Step-by-step explanation:
To determine the rise in the level of water in the tank in half an hour, we need to calculate the volume of water flowing from the cylindrical pipe and then find out how this volume affects the water level in the cylindrical tank.
Firstly, we need to calculate the flow rate of water in the pipe. The flow rate (Q) is given by the formula Q = Area × Velocity, where the area (A) is the cross-sectional area of the pipe.
Using the internal diameter of the pipe (d = 2 cm), we find the radius (r = d/2 = 1 cm). The area of the cross-section of the pipe is A = πr² = π(1 cm)² = π cm². The velocity (v) of water is given as 0.4 m/s, which we convert to cm/s by multiplying by 100 (since 1 m = 100 cm), yielding v = 40 cm/s. Therefore, Q = π cm² × 40 cm/s = 40π cm³/s.

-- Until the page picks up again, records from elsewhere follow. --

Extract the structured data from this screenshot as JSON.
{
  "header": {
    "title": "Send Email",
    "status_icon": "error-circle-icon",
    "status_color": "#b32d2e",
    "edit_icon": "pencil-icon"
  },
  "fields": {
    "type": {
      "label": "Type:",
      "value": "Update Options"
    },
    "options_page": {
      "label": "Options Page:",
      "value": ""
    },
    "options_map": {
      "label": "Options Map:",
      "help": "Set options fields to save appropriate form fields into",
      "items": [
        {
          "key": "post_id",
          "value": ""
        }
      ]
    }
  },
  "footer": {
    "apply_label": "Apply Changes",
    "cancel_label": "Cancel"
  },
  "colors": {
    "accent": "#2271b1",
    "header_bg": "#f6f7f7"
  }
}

In half an hour (1800 seconds), the volume of water delivered to the tank is Volume = Q × time = 40π cm³/s × 1800 s = 72000π cm³. To find the rise in water level in the tank, we divide this volume by the area of the tank's base. With the tank's base radius of 40 cm, the area is A = π(40 cm)² = 1600π cm².
The rise in water level (Δh) is given by Δh = Volume / Area of tank's base = 72000π cm³ / 1600π cm² = 45 cm. Therefore, the level of water in the tank rises by 45 cm in half an hour.